Actually, no. The resulting estimates will only be robust in a very weak sense of the word robust. However, when we say that the median is robust to outliers we mean the word robust in a much stronger sense. That is, in robust statistics, the robustness of the median refers to the property that if you compute the median on a data-set of observations drawn from a uni-modal, continuous model and then replace less than half of these observations by arbitrary values, the value of the median computed on the contaminated data is close to the value you would have had had you computed it on the original (uncontaminated) data-set.
Then, it is easy to show that the estimation strategy you propose in the paragraph I quoted above is definitely not robust in the sense of how the word is typically understood for the median.
I'm wholly unfamiliar with Bayesian analysis. However, I was wondering what is wrong with the following strategy as it seems simple, effective and yet has not been considered in the other answers. The prior is that the good part of the data is drawn from a symmetric distribution F and that the rate of contamination is less than half. Then, a simple strategy would be to:
- compute the median/mad of your dataset. Then compute:
zi=|xi−med(x)|mad(x)
- exclude the observations for which zi>qα(z|x∼F) (this is the α quantile of the distribution of z when x∼F). This quantity is avalaible for many choice of F and can be bootstrapped for the others.
- Run a (usual, non-robust) Bayesian analysis on the non-rejected observations.
EDIT:
Thanks to the OP for providing a self contained R
code to conduct a bonna fide bayesian analysis of the
problem.
the code below compares the the bayesian approach suggested by the O.P. to
it's alternative from the robust statistics literature (e.g. the fitting method proposed by Gauss for the case where the data may contain as much as n/2−2
outliers and the distribution of the good part of the data is Gaussian).
central part of the data is N(1000,1):
n<-100
set.seed(123)
y<-rnorm(n,1000,1)
Add some amount of contaminants:
y[1:30]<-y[1:30]/100-1000
w<-rep(0,n)
w[1:30]<-1
the index w takes value 1 for the outliers. I begin with the approach
suggested by the O.P.:
library("rjags")
model_string<-"model{
for(i in 1:length(y)){
y[i]~dt(mu,inv_s2,nu)
}
mu~dnorm(0,0.00001)
inv_s2~dgamma(0.0001,0.0001)
s<-1/sqrt(inv_s2)
nu~dexp(1/30)
}"
model<-jags.model(textConnection(model_string),list(y=y))

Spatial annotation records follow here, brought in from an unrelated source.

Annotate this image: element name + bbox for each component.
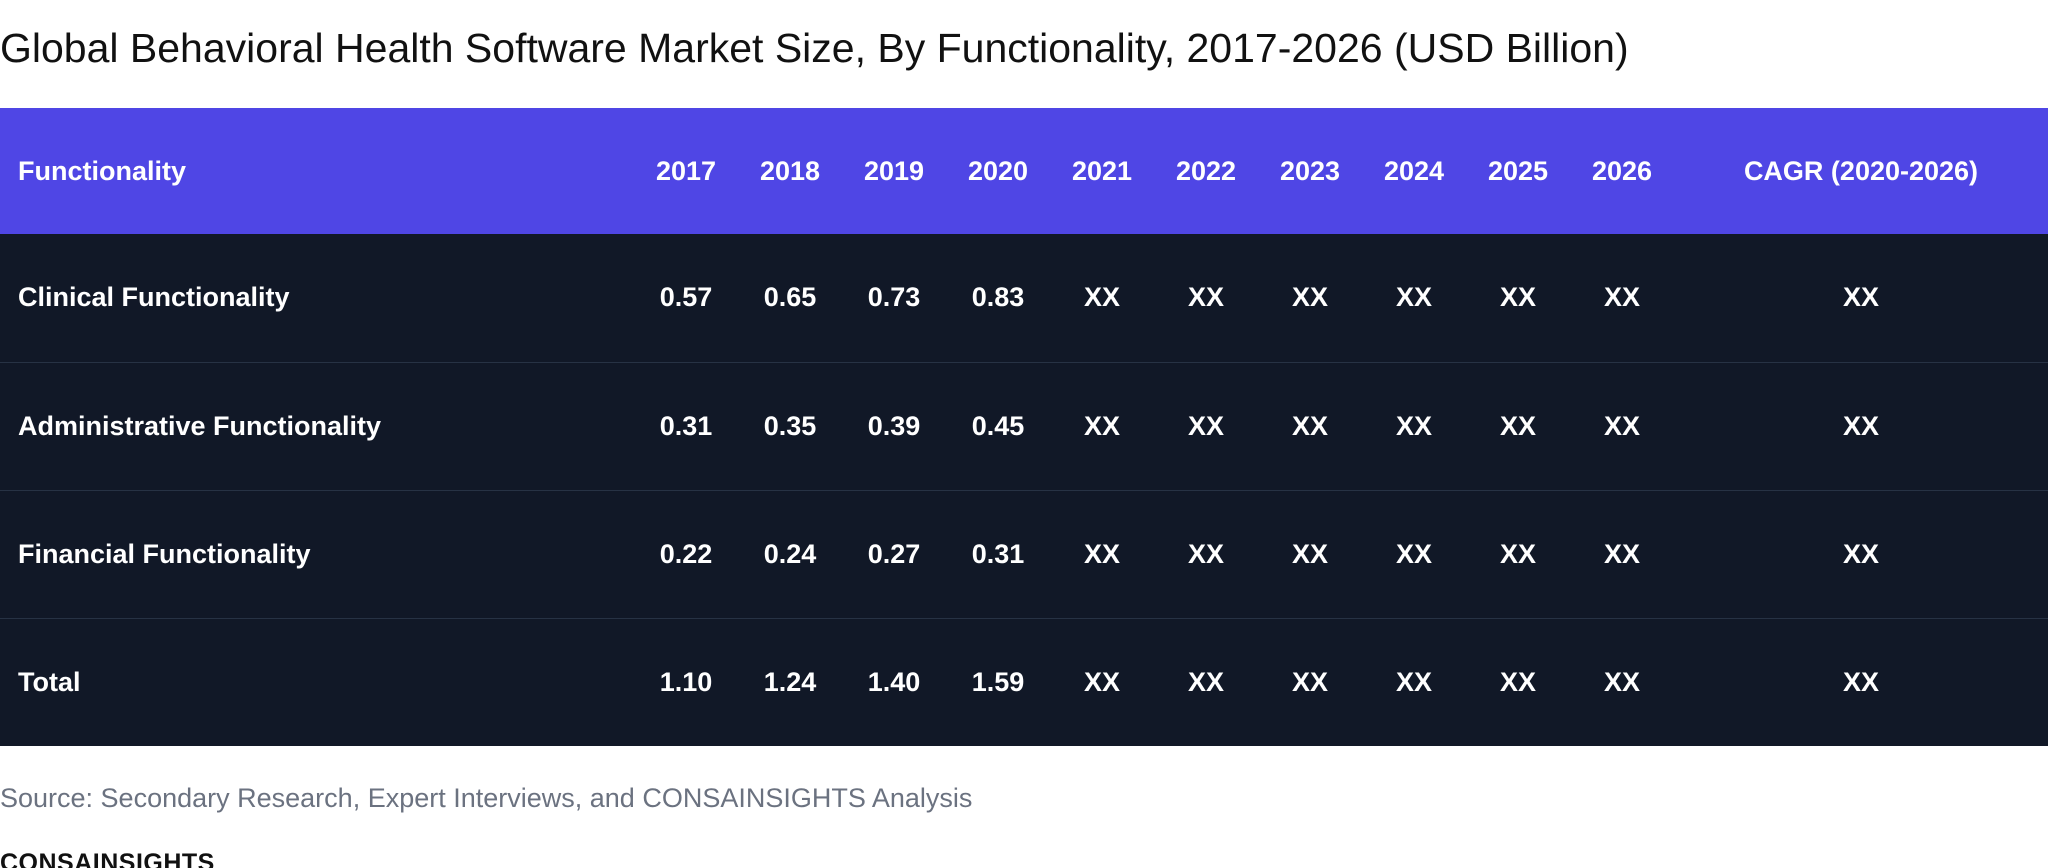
column-header: CAGR (2020-2026) bbox=[1743, 155, 1979, 186]
table-cell: 0.45 bbox=[971, 410, 1025, 441]
table-cell: XX bbox=[1083, 666, 1121, 697]
row-label: Clinical Functionality bbox=[18, 282, 290, 313]
table-cell: 0.31 bbox=[971, 538, 1025, 569]
table-cell: XX bbox=[1603, 538, 1641, 569]
table-cell: XX bbox=[1291, 538, 1329, 569]
table-cell: 0.31 bbox=[659, 410, 713, 441]
table-cell: XX bbox=[1083, 282, 1121, 313]
table-cell: XX bbox=[1083, 410, 1121, 441]
table-cell: XX bbox=[1499, 410, 1537, 441]
table-cell: 0.57 bbox=[659, 282, 713, 313]
table-header: Functionality 2017 2018 2019 2020 2021 2022 202… bbox=[0, 108, 2048, 234]
table-cell: XX bbox=[1291, 282, 1329, 313]
table-cell: 0.35 bbox=[763, 410, 817, 441]
table-cell: XX bbox=[1187, 410, 1225, 441]
table-cell: XX bbox=[1499, 282, 1537, 313]
table-cell: XX bbox=[1187, 666, 1225, 697]
table-cell: XX bbox=[1395, 410, 1433, 441]
table-cell: XX bbox=[1603, 666, 1641, 697]
table-cell: 1.40 bbox=[867, 666, 921, 697]
table-cell: 1.24 bbox=[763, 666, 817, 697]
table-cell: 1.10 bbox=[659, 666, 713, 697]
table-cell: XX bbox=[1499, 666, 1537, 697]
table-cell: XX bbox=[1187, 538, 1225, 569]
table-cell: XX bbox=[1291, 410, 1329, 441]
table-cell: XX bbox=[1603, 410, 1641, 441]
table-cell: XX bbox=[1842, 538, 1880, 569]
table-body: Clinical Functionality 0.57 0.65 0.73 0.83 XX… bbox=[0, 234, 2048, 746]
table-cell: 1.59 bbox=[971, 666, 1025, 697]
column-header: 2018 bbox=[759, 155, 821, 186]
table-cell: 0.39 bbox=[867, 410, 921, 441]
page-title: Global Behavioral Health Software Market… bbox=[0, 25, 1629, 71]
row-label: Financial Functionality bbox=[18, 538, 311, 569]
row-label: Administrative Functionality bbox=[18, 410, 382, 441]
table-cell: 0.27 bbox=[867, 538, 921, 569]
header-row: Functionality 2017 2018 2019 2020 2021 2022 202… bbox=[0, 108, 2048, 234]
table-cell: XX bbox=[1395, 666, 1433, 697]
column-header: 2017 bbox=[655, 155, 717, 186]
table-cell: XX bbox=[1291, 666, 1329, 697]
column-header: 2023 bbox=[1279, 155, 1341, 186]
table-cell: XX bbox=[1842, 282, 1880, 313]
column-header: 2025 bbox=[1487, 155, 1549, 186]
table-cell: XX bbox=[1395, 538, 1433, 569]
table-cell: XX bbox=[1083, 538, 1121, 569]
row-label: Total bbox=[18, 666, 81, 697]
table-cell: XX bbox=[1603, 282, 1641, 313]
column-header: 2020 bbox=[967, 155, 1029, 186]
column-header: 2021 bbox=[1071, 155, 1133, 186]
column-header: 2019 bbox=[863, 155, 925, 186]
column-header: 2026 bbox=[1591, 155, 1653, 186]
column-header: 2024 bbox=[1383, 155, 1445, 186]
table-cell: XX bbox=[1499, 538, 1537, 569]
table-cell: XX bbox=[1187, 282, 1225, 313]
market-size-table: Functionality 2017 2018 2019 2020 2021 2022 202… bbox=[0, 108, 2048, 746]
table-cell: 0.24 bbox=[763, 538, 817, 569]
brand-logo: CONSAINSIGHTS bbox=[0, 849, 215, 868]
table-cell: 0.22 bbox=[659, 538, 713, 569]
table-cell: 0.65 bbox=[763, 282, 817, 313]
column-header-label: Functionality bbox=[18, 155, 186, 186]
table-row: Clinical Functionality 0.57 0.65 0.73 0.83 XX… bbox=[0, 234, 2048, 362]
table-cell: XX bbox=[1842, 666, 1880, 697]
table-row: Administrative Functionality 0.31 0.35 0.39… bbox=[0, 362, 2048, 490]
source-note: Source: Secondary Research, Expert Inter… bbox=[0, 783, 973, 813]
table-cell: XX bbox=[1395, 282, 1433, 313]
table-row: Total 1.10 1.24 1.40 1.59 XX XX XX XX XX XX XX bbox=[0, 618, 2048, 746]
table-cell: XX bbox=[1842, 410, 1880, 441]
table-row: Financial Functionality 0.22 0.24 0.27 0.31 X… bbox=[0, 490, 2048, 618]
column-header: 2022 bbox=[1175, 155, 1237, 186]
table-cell: 0.73 bbox=[867, 282, 921, 313]
table-cell: 0.83 bbox=[971, 282, 1025, 313]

mcmc_samples<-coda.samples(model,"mu",n.iter=1000)
print(summary(mcmc_samples)$statistics[1:2])
summary(mcmc_samples)
I get:
Mean SD
384.2283 97.0445
and:
2. Quantiles for each variable:
2.5% 25% 50% 75% 97.5%
184.6 324.3 384.7 448.4 577.7
(quiet far thus from the target values)
For the robust method,
z<-abs(y-median(y))/mad(y)
th<-max(abs(rnorm(length(y))))
print(c(mean(y[which(z<=th)]),sd(y[which(z<=th)])))
one gets:
1000.149 0.8827613
(very close to the target values)
The second result is much closer to the real values.

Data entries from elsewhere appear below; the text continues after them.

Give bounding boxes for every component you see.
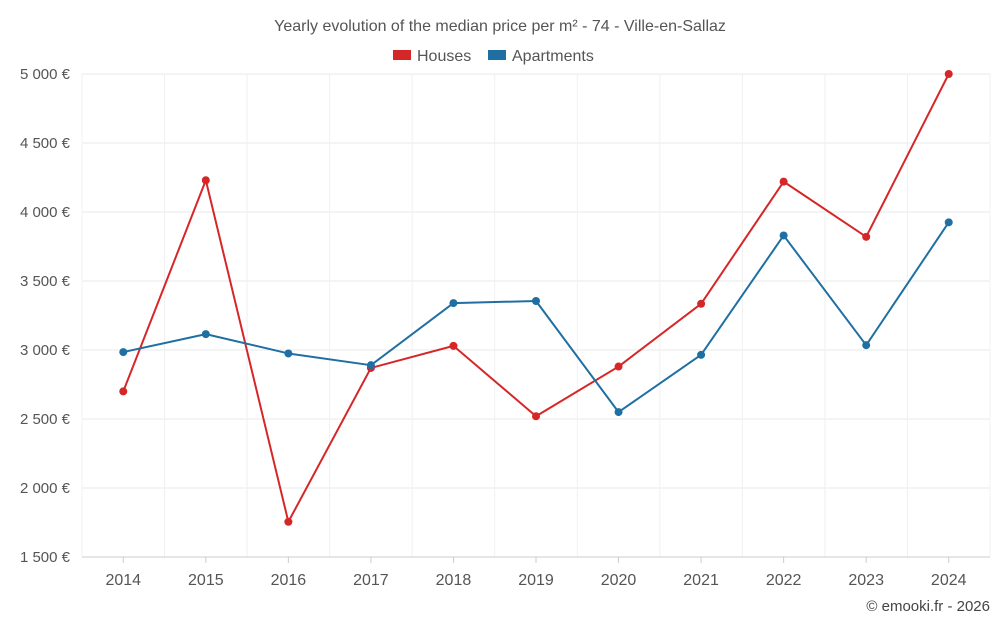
data-point-houses-2014 xyxy=(119,387,128,396)
series-layer xyxy=(119,70,953,526)
data-point-houses-2020 xyxy=(614,362,623,371)
data-point-apartments-2017 xyxy=(366,361,375,370)
data-point-houses-2021 xyxy=(697,299,706,308)
data-point-apartments-2021 xyxy=(697,350,706,359)
y-tick-label: 4 500 € xyxy=(20,135,71,152)
x-tick-label: 2017 xyxy=(353,572,389,589)
data-point-houses-2015 xyxy=(201,176,210,185)
legend-item-apartments: Apartments xyxy=(488,48,594,65)
y-tick-label: 3 000 € xyxy=(20,342,71,359)
data-point-houses-2022 xyxy=(779,177,788,186)
credit-text: © emooki.fr - 2026 xyxy=(866,598,990,615)
data-point-apartments-2014 xyxy=(119,348,128,357)
data-point-apartments-2024 xyxy=(944,218,953,227)
x-tick-label: 2022 xyxy=(766,572,802,589)
data-point-apartments-2019 xyxy=(532,297,540,306)
data-point-apartments-2023 xyxy=(862,341,871,350)
data-point-houses-2024 xyxy=(944,70,953,78)
y-tick-label: 5 000 € xyxy=(20,66,71,83)
x-tick-label: 2021 xyxy=(683,572,719,589)
y-axis: 1 500 € 2 000 € 2 500 € 3 000 € 3 500 € 4 000… xyxy=(20,66,71,566)
x-axis: 2014 2015 2016 2017 2018 2019 2020 2021 2022 2023… xyxy=(82,556,990,589)
legend-swatch-houses xyxy=(393,50,411,60)
data-point-houses-2018 xyxy=(449,341,458,350)
grid xyxy=(81,73,991,558)
x-tick-label: 2016 xyxy=(271,572,307,589)
data-point-houses-2019 xyxy=(532,412,540,421)
x-tick-label: 2018 xyxy=(436,572,472,589)
x-tick-label: 2023 xyxy=(848,572,884,589)
y-tick-label: 4 000 € xyxy=(20,204,71,221)
legend-swatch-apartments xyxy=(488,50,506,60)
legend-item-houses: Houses xyxy=(393,48,471,65)
y-tick-label: 2 500 € xyxy=(20,411,71,428)
x-tick-label: 2015 xyxy=(188,572,224,589)
x-tick-label: 2014 xyxy=(105,572,141,589)
data-point-houses-2023 xyxy=(862,232,871,241)
data-point-houses-2016 xyxy=(284,517,293,526)
legend-label-apartments: Apartments xyxy=(512,48,594,65)
data-point-apartments-2015 xyxy=(201,330,210,339)
data-point-apartments-2016 xyxy=(284,349,293,358)
chart-title: Yearly evolution of the median price per… xyxy=(274,18,726,35)
y-tick-label: 1 500 € xyxy=(20,549,71,566)
x-tick-label: 2020 xyxy=(601,572,637,589)
data-point-apartments-2020 xyxy=(614,408,623,417)
legend: Houses Apartments xyxy=(393,48,594,65)
x-tick-label: 2024 xyxy=(931,572,967,589)
y-tick-label: 2 000 € xyxy=(20,480,71,497)
data-point-apartments-2018 xyxy=(449,299,458,308)
y-tick-label: 3 500 € xyxy=(20,273,71,290)
x-tick-label: 2019 xyxy=(518,572,554,589)
legend-label-houses: Houses xyxy=(417,48,471,65)
data-point-apartments-2022 xyxy=(779,231,788,240)
series-apartments xyxy=(119,218,953,417)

But it gets worst. If we classify as outliers those observations
for which the estimated z-score is larger than th
(remember that the
prior is that F is Gaussian) then the bayesian approach finds that all the observations are outliers (the robust procedure, in contrast, flags all and only the outliers as such). This also implies that if you were to run a usual (non-robust) bayesian analysis on the data not classified as outliers by the robust procedure, you should do fine (e.g. fulfil the objectives stated in your question).
This is just an example, but it's actually fairly straightforward to
show that (and it can done formally, see for example, in chapter 2 of [1]) the parameters of a student t distribution fitted to contaminated data cannot be depended upon to reveal the outliers.
- [1]Ricardo A. Maronna, Douglas R. Martin, Victor J. Yohai (2006). Robust Statistics: Theory and Methods (Wiley Series in Probability and Statistics).
- Huber, P. J. (1981). Robust Statistics. New York: John Wiley and Sons.